Show HN: TF-IDF search engine in 30 lines of Scala

boyter · on June 27, 2011

You can do the same in Python (in about the same amount of lines I suspect). The below is the core of the linked implementation (Vector Space) in 15 lines of Python. All you need is something to build a clean concordance on the search terms/documents, then just compare the terms against the documents and sort based on the return value of relation.

Actually the below implementation is usually the first non trivial thing I try to implement in any language I am learning.

  import math

  class VectorCompare:
    def magnitude(self,concordance):
      total = 0
      for word,count in concordance.iteritems():
        total += count ** 2
      return math.sqrt(total)

    def relation(self,concordance1, concordance2):
      relevance = 0
      topvalue = 0
      for word, count in concordance1.iteritems():
        if concordance2.has_key(word):
          topvalue += count * concordance2[word]
      return topvalue / (self.magnitude(concordance1) * self.magnitude(concordance2))

EDIT - Was going to fork this on GitHub and make a quick Python port but corporate firewall got in the way.

boyter · on June 28, 2011

Cannot edit anymore, but here is an example I had written some time ago in Python. http://www.wausita.com/2010/08/build-vector-space-search-eng...

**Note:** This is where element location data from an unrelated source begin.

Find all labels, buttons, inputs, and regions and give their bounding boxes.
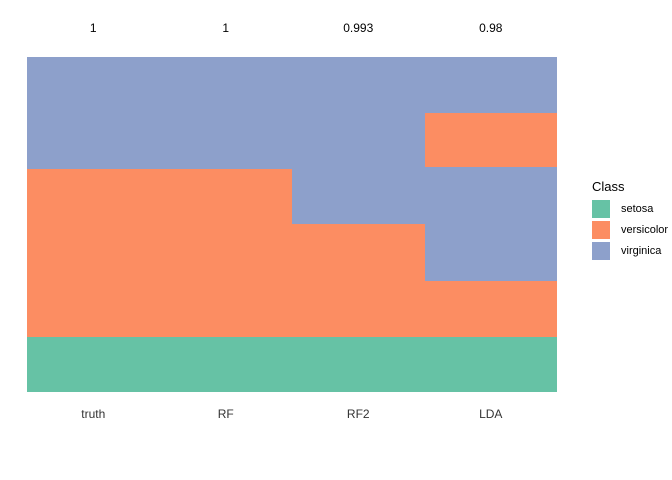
score-label-LDA: 0.98 <box>479 21 503 35</box>
x-axis-label-LDA: LDA <box>479 407 503 421</box>
segment-versicolor <box>292 224 425 337</box>
legend-item-setosa: setosa <box>592 200 668 218</box>
segment-setosa <box>292 337 425 392</box>
legend-label-setosa: setosa <box>621 203 654 215</box>
legend-label-versicolor: versicolor <box>621 224 669 236</box>
x-axis-label-truth: truth <box>81 407 106 421</box>
segment-versicolor <box>159 169 292 337</box>
legend-swatch-setosa <box>592 200 610 218</box>
legend-item-virginica: virginica <box>592 242 668 260</box>
score-label-truth: 1 <box>89 21 97 35</box>
segment-setosa <box>424 337 557 392</box>
plot-column-RF2 <box>292 57 425 392</box>
segment-virginica <box>159 57 292 169</box>
legend-swatch-versicolor <box>592 221 610 239</box>
legend-items: setosa versicolor virginica <box>592 200 668 260</box>
plot-panel <box>27 57 557 392</box>
legend-swatch-virginica <box>592 242 610 260</box>
legend: Class setosa versicolor virginica <box>592 179 668 263</box>
legend-label-virginica: virginica <box>621 245 662 257</box>
plot-column-LDA <box>424 57 557 392</box>
plot-column-RF <box>159 57 292 392</box>
segment-versicolor <box>424 281 557 337</box>
segment-versicolor <box>27 169 160 337</box>
score-label-RF2: 0.993 <box>343 21 374 35</box>
x-axis-label-RF: RF <box>217 407 234 421</box>
legend-title: Class <box>592 179 625 194</box>
segment-virginica <box>424 167 557 281</box>
segment-setosa <box>27 337 160 392</box>
legend-item-versicolor: versicolor <box>592 221 668 239</box>
segment-virginica <box>27 57 160 169</box>
segment-setosa <box>159 337 292 392</box>
segment-virginica <box>424 57 557 113</box>
segment-virginica <box>292 57 425 224</box>
plot-column-truth <box>27 57 160 392</box>
x-axis-label-RF2: RF2 <box>346 407 370 421</box>
segment-versicolor <box>424 113 557 167</box>
score-label-RF: 1 <box>222 21 230 35</box>
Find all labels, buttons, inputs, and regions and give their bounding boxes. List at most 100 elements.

DrJosiah · on June 27, 2011

A bit opaque, but cute. I've got a Redis + Python version (keeps the index in Redis) that I talked about last year: http://dr-josiah.blogspot.com/2010/07/building-search-engine...

whakojacko · on June 27, 2011

As someone who works on search and is a scala fan, I'm super impressed. Next obvious question: how many lines would it take to add some sort of stemming?

felipehummel · on June 27, 2011

Maybe in a couple of lines we could do a very naive plural removal. I've seen code for stemming, they have tons of different conditions and possibillities, I guess it would be difficult to condense that into few lines.

freakinasshowl · on June 27, 2011

i don't think tf-idf relevant for tiny in-memory index >__>

felipehummel · on June 27, 2011

The index does not have to be tiny, the source code is. I tested with a 500k documents dataset.

boyter · on June 27, 2011

Out of curiosity how long did that take to index?